Archive for June 2nd, 2009
What Happened to GM?
Tuesday, June 2nd, 2009
President Obama announced yesterday that General Motors has filed for bankruptcy as part of a restructuring plan that will give Washington a 60 percent stake in the automaker while it closes 14 more plants and cuts up to 21,000 more jobs.
“After the factory closings, which will leave 12 in Michigan, GM will have fewer than 40,000 workers building cars in the United States—one-tenth of a work force that in the 1970s numbered 395,000 people,” according to The New York Times.
So what went wrong? Smeal’s Terrence Guay has some answers:
GM’s problems go back at least three decades. First, the company became complacent in terms of products and customers, assuming that American car-buyers would choose GM vehicles (or at least those produced by GM, Ford, or Chrysler).
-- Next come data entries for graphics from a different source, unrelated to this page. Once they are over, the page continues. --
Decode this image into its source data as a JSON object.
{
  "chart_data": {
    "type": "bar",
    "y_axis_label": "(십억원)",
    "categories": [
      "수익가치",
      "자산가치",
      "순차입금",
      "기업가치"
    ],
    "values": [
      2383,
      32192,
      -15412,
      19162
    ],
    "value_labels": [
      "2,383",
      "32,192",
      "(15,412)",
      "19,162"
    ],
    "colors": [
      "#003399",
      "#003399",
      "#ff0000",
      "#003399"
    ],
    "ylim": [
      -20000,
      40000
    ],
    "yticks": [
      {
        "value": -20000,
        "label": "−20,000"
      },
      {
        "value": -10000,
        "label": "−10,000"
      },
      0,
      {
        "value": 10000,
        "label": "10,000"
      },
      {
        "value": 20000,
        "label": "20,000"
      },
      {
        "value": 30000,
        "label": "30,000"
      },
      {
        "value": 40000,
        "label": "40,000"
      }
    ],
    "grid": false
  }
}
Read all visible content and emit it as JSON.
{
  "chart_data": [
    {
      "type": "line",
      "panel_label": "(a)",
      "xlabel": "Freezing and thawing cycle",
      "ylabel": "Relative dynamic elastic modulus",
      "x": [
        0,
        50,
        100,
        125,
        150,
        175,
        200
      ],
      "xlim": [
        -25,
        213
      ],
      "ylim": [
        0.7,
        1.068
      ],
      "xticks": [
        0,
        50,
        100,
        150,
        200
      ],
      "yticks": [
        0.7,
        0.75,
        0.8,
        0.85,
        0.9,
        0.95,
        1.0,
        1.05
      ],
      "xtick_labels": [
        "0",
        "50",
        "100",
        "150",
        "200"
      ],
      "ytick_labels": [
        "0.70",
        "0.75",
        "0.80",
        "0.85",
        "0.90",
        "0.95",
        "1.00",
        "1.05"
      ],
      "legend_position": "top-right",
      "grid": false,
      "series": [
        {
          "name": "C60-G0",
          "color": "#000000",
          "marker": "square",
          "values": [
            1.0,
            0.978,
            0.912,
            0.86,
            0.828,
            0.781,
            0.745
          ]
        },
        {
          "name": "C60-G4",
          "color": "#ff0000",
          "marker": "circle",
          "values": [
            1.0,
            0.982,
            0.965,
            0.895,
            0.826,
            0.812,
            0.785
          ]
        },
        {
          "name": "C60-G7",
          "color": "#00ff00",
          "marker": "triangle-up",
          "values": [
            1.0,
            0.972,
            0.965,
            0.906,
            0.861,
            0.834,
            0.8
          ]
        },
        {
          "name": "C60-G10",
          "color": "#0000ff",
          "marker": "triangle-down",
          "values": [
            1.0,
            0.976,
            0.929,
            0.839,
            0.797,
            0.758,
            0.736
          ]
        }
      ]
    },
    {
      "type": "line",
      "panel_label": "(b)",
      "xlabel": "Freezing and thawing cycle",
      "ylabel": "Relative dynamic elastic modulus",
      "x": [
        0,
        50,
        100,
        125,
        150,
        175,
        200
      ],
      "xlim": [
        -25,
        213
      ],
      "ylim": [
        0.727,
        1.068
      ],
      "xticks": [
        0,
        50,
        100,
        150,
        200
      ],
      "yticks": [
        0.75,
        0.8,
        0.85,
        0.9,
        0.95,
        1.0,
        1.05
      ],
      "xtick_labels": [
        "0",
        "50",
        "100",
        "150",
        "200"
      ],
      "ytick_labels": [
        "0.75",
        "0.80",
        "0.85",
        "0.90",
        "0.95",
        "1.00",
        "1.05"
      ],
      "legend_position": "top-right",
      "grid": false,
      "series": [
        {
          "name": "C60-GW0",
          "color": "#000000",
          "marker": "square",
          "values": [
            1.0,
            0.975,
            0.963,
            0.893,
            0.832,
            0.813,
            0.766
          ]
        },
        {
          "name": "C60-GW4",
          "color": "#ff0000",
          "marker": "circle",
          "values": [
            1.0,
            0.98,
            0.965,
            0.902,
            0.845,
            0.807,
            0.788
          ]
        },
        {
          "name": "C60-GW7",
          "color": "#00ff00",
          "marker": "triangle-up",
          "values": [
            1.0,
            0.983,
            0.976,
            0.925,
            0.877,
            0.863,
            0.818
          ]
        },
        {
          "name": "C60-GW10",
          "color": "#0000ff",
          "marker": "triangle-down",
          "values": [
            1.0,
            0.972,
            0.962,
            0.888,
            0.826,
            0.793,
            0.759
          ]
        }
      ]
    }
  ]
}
They didn’t take the Japanese threat seriously, and consequently steadily lost market share to Toyota, Honda, Nissan, and other imports. Quality dropped and though it has improved internally, few GM products are as reliable and as highly rated as foreign vehicles.
Second, GM faced a heavy cost structure. Since the United States does not have a national health care system, many private sector companies began offering health insurance coverage to their workers in the 1950s. GM provided high-level coverage to their workers as well as to retirees and their surviving spouses. The company’s future obligations for retiree health care are estimated at $47 billion. This does not include health coverage for current workers. In 2007, the company reached an agreement with the United Auto Workers (UAW) to pass on the cost of paying retired workers’ pensions to the union. As a result of these and other labor-related costs, GM has not been able to compete well with foreign auto companies that do not have similar health and pension obligations in their home countries, or have chosen to operate factories in lower cost and union-unfriendly U.S. states.
Third, GM maintained too many brands (Buick, Cadillac, Saturn, etc.) that overlapped each other and allowed the company to lose focus on those that really mattered.Fourth, the company by the late 1990s had focused on higher-margin sport utility vehicles and trucks. When oil and gasoline prices rose a few years ago, GM was unprepared for the rapid switch by consumers to more fuel-efficient vehicles. The company had few products available or in the pipeline to meet the current demand for increased fuel efficiency or green vehicles. It is scrambling to do so now, but it will be difficult to persuade many car-buyers that the company is a leader in such technologies.
Fifth, the company’s management, for the reasons described above, is partly to blame. It took them a long time to realize just how bad the situation at GM really was.
GM could have done many things differently, including trimming brands, relying less on SUVs and large vehicles, built more reliable vehicles, and reduced costs through greater production abroad. The company is successful in some markets today, especially China. But its main market is still the United States, and it is languishing here. I’m not sure an alliance with Renault, Nissan, or any other foreign company would have changed the company’s fortunes. Virtually all of its mistakes and problems were internal to the company.